Reputation: 1407
I don't have much experience with openmp.
Is it possible to make the following code faster by using a for loop over pointer instead of index?
Are there anyway to make the following code faster?
The code multiplies an array by a constant.
Thank you.
code:
#include <iostream>
#include <stdlib.h>
#include <stdint.h>
#include <vector>
using namespace std;
int main(void){
size_t dim0, dim1;
dim0 = 100;
dim1 = 200;
std::vector<float> vec;
vec.resize(dim0*dim1);
float scalar = 0.9;
size_t size_sq = dim0*dim1;
#pragma omp parallel
{
#pragma omp for
for(size_t i = 0; i < size_sq; ++i){
vec[i] *= scalar;
}
}
}
serial pointer loop
float* ptr_start = vec.data();
float* ptr_end = ptr_start + dim0*dim1;
float* ptr_now;
for(ptr_now = ptr_start; ptr_now != ptr_end; ++ptr_now){
*(ptr_now) *= scalar;
}
Upvotes: 0
Views: 1808
Reputation: 6214
Serial pointer loop should be like
size_t size_sq = vec.size();
float * ptr = vec.data();
#pragma omp parallel
{
#pragma omp for
for(size_t i = 0; i < size_sq; i++){
ptr[i] *= scalar;
}
}
ptr
will be the same for all threads so no problem there.
As an explanation, Data sharing attribute clauses (wikipedia):
shared: the data within a parallel region is shared, which means visible and accessible by all threads simultaneously. By default, all variables in the work sharing region are shared except the loop iteration counter.

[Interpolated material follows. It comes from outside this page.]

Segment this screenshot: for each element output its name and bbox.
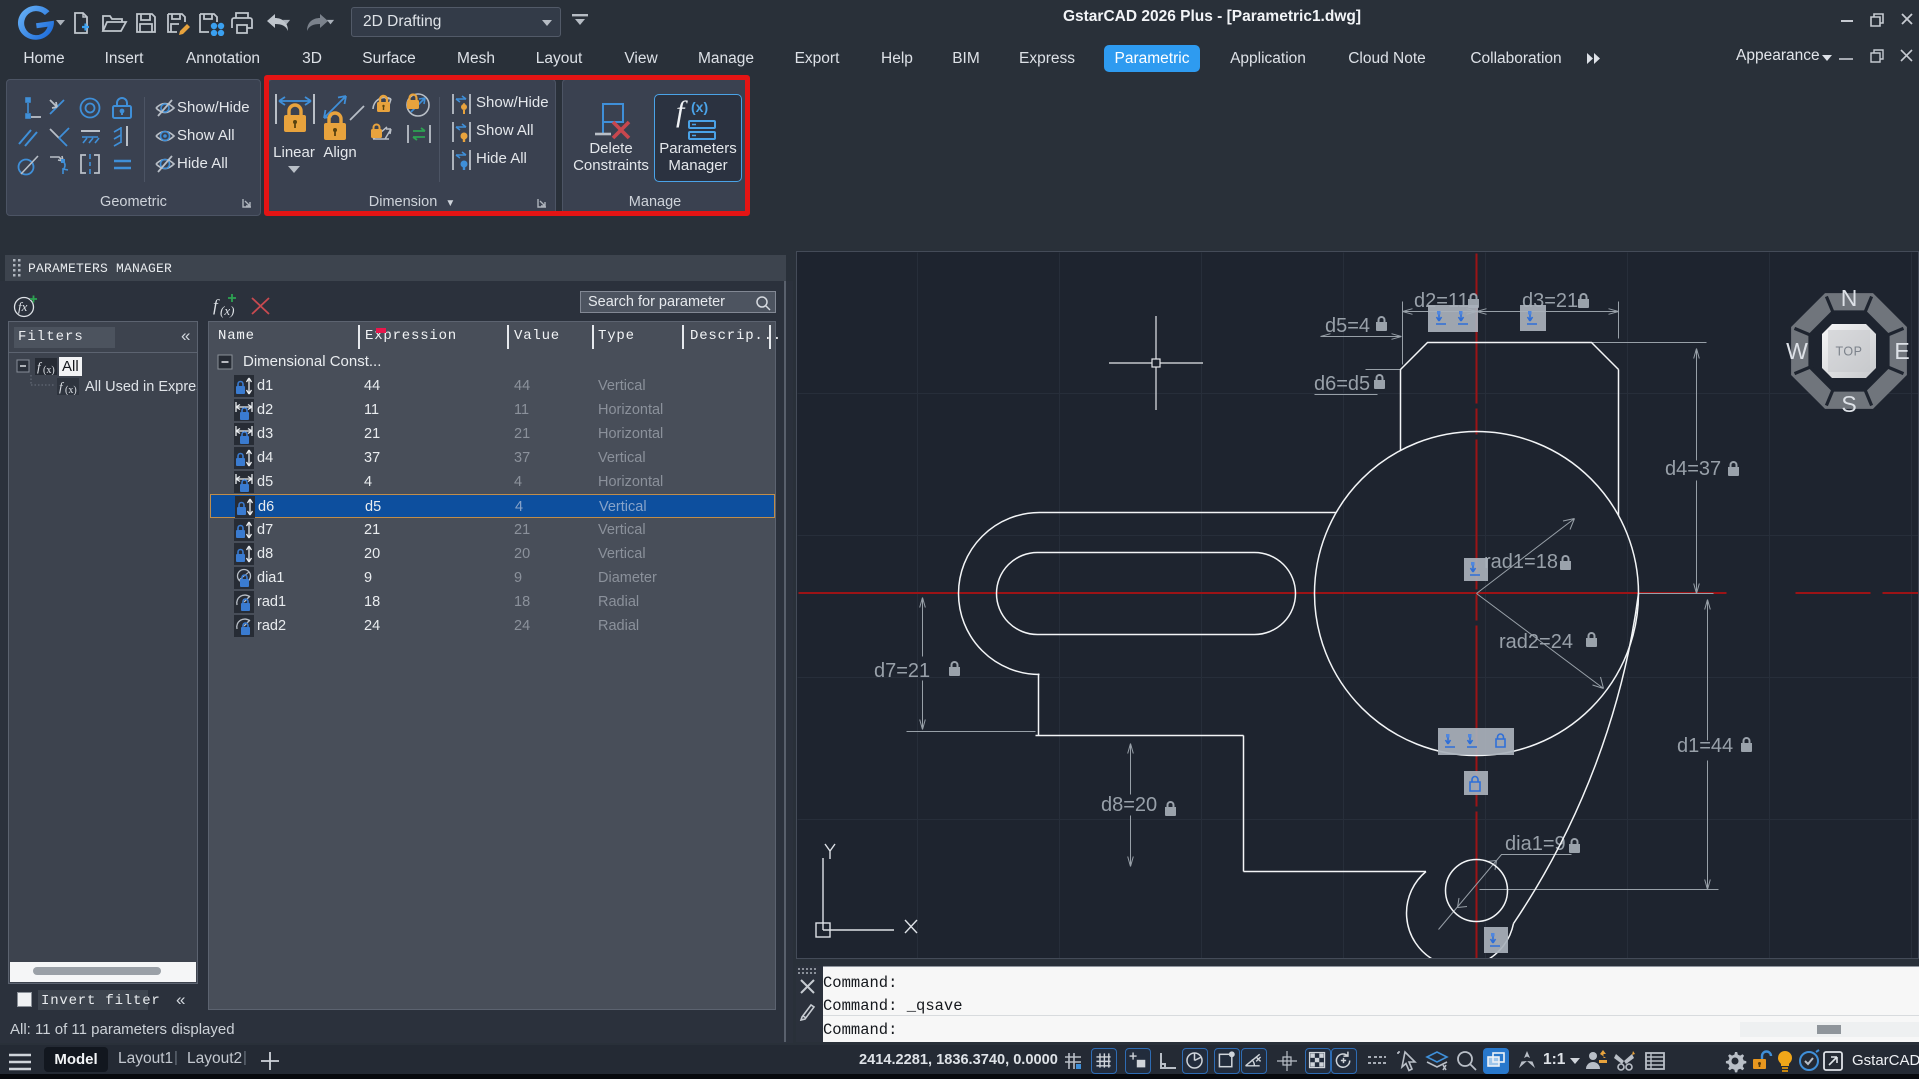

private: the data within a parallel region is private to each thread, which means each thread will have a local copy and use it as a temporary variable. A private variable is not initialized and the value is not maintained for use outside the parallel region. By default, the loop iteration counters in the OpenMP loop constructs are private.
In this case, i
is private and ptr
shared.
Upvotes: 1